Valeria Valente (Pd), candidata a sindaco di Napoli, ha incontrato i rappresentanti delle organizzazioni sindacali degli inquilini Sunia, Sicet, Uniat e Cgil, per un confronto sui temi delle politiche abitative e della riqualificazione dei grandi quartieri di edilizia pubblica presenti nella realtà napoletana. “I sindacati hanno presentato i dati che segnalano la drammaticità della situazione: dall’aumento degli sfratti per morosità, al permanere di un diffuso bisogno di alloggi pubblici, alla situazione di degrado e precarietà che si vive in molti case a causa della scarsa manutenzione da parte del Comune di Napoli” spiega Valente. E aggiunge: “In questi anni sono cresciuti i fenomeni di occupazione senza titolo, la morosità per alloggi e locali commerciali, non ha dato risultati il piano vendita, non sono state pubblicate le graduatorie per il contributo al fitto previsti dalla legge 431 per gli anni 2011, 2014 e 2015, non si è definito il nuovo bando per l’assegnazione di alloggi pubblici per cui, nel 2011, 18mila famiglie napoletane hanno presentato domanda per concorrere all’assegnazione di un alloggio pubblico.
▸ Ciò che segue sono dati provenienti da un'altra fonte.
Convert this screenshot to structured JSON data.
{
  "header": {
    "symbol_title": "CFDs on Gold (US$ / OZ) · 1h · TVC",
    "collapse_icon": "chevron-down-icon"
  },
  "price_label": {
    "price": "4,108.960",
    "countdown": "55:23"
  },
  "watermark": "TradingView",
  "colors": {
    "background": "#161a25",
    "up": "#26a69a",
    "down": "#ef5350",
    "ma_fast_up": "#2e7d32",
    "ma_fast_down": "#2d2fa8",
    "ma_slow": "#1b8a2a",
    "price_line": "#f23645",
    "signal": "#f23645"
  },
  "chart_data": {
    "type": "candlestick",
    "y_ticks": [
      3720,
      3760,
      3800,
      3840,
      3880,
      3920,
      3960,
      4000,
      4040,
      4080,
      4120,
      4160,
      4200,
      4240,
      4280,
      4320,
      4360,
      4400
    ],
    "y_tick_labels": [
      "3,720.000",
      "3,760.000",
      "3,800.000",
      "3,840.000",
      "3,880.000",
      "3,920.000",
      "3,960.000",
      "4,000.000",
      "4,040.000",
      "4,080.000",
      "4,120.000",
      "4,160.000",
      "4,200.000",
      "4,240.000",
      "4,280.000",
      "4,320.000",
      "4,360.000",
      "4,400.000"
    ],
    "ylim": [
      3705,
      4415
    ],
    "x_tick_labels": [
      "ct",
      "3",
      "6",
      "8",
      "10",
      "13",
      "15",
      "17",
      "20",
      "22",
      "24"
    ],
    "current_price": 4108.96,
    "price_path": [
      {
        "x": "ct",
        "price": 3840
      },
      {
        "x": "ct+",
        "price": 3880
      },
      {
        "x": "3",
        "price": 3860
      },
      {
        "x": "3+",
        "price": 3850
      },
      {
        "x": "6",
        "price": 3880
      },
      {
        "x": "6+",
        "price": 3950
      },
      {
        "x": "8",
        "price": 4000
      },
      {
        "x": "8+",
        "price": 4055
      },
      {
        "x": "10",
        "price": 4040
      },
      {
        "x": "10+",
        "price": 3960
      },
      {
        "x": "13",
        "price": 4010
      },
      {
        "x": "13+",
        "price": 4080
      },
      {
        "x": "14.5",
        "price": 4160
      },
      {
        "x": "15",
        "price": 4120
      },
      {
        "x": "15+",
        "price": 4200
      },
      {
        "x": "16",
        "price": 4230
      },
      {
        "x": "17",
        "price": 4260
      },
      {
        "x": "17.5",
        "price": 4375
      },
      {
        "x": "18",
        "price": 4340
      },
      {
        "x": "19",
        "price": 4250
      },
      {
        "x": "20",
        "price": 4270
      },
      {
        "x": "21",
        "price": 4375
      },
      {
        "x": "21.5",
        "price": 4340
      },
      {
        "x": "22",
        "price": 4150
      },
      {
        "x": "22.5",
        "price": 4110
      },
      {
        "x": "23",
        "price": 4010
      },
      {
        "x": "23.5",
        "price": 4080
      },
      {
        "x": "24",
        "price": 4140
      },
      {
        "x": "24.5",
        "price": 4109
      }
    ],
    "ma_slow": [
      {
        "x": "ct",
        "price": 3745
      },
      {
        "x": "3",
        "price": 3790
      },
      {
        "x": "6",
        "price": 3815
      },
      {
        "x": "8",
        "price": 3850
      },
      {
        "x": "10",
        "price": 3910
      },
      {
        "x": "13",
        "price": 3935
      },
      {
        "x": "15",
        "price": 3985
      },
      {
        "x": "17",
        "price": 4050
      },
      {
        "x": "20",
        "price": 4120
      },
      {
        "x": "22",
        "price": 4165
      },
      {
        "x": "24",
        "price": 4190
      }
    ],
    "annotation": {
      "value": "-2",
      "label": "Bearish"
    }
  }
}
Inoltre, sono ferme ingenti risorse destinate ai programmi di riqualificazione urbana dei quartieri di Ponticelli e Soccavo sempre per ritardi dell’amministrazione comunale”. La candidata apprezza “il contributo di proposte e di dati riferiti alle concrete condizioni di vita di migliaia di famiglie napoletane che attendono da anni le risorse del contributo al fitto”. Famiglie che, sottolinea Valente, “attendono di conoscere l’esito della loro richiesta di un alloggio pubblico, di sapere se il Comune assicurerà un minimo di manutenzione all’ascensore o alle fognature”. E conclude: “La politica per la casa e la rigenerazione dei grandi quartieri di edilizia pubblica sarà centrale nel mio programma e avremo modo di costruirlo anche attraverso un viaggio nei rioni e nelle realtà più complesse”.